As to what form this action should take, only one element of the government’s proposed approach was widely welcomed, namely its rejection of a central database for holding all data of this type. Reservations were otherwise expressed about technological feasibility, data security and the proportionality of public authorities’ use of communications data.

 

Nonetheless, such reservations were not deemed forceful or widespread enough to deter the government from its proposed course. A number of respondents’ suggestions have been rejected, including the specifying of categories of data which should not be retained, and the requirement for a magistrate’s authorisation before communications data can be accessed.

The government is also satisfied that the DPA 1998 and RIPA 2000 provide sufficient safeguards against abuse of such data. A legislative review is, however, proposed, to see if a single means of authorised access (through RIPA 2000) would be practicable. Fresh or consolidating legislation appears likely.
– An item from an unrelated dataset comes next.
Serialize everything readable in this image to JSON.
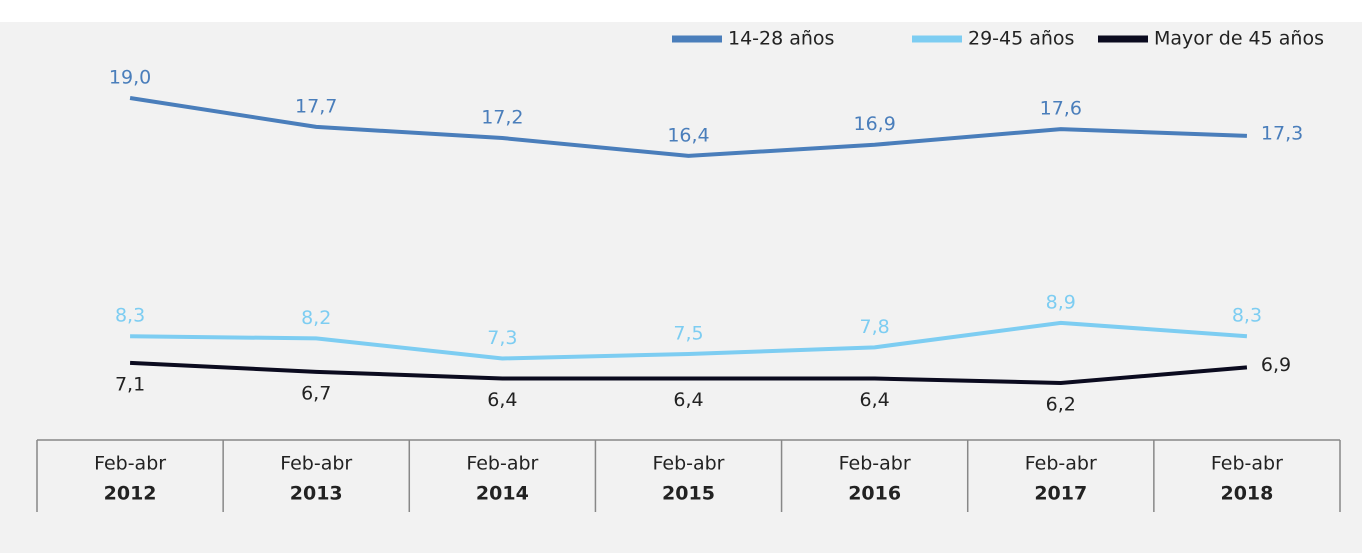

Abortion statistics: identification of patients and doctors held to be unlikely

In 2003, the Department of Health significantly reduced the detail of publicly available statistics on abortion operations: for example, no information was any longer to be released about post-24-week abortions carried out on the grounds of foetal medical defects. The Department relied principally on s. 40 FOIA in refusing the Prolife Alliance’s request for more detailed data. The Information Tribunal has, however, ordered the statistics to be disclosed: see Department of Health v IC (Additional Party: the Pro Life Alliance) (EA/2008/0074). The Tribunal agreed with the Department that the requested abortion statistics, although entirely anonymised, did constitute personal data because they were not anonymous in the hands of the data controller. The Department’s principal concern, namely the inferential identification of doctors or patients, was not, however considered ‘likely’ in the circumstances. This factual finding meant that, in the Tribunal’s view, the release of the requested personal data was fair and lawful and that (under paragraph 6(1) of Schedule 2 to the DPA) the potential prejudice to patients and doctors was outweighed by legitimate third party interests in (inter alia) monitoring compliance with abortion law, identifying abortion trends, informing public debate and encouraging accountability of medical practitioners. The decision is of note for its detailed analysis of the ways in which individuals might be identified from statistical data, and for the Tribunal’s reliance on the Corporate Officer of the House of Commons litigation (in its various stages) for guidance on the balancing test under paragraph 6(1) of Schedule 2 to the DPA.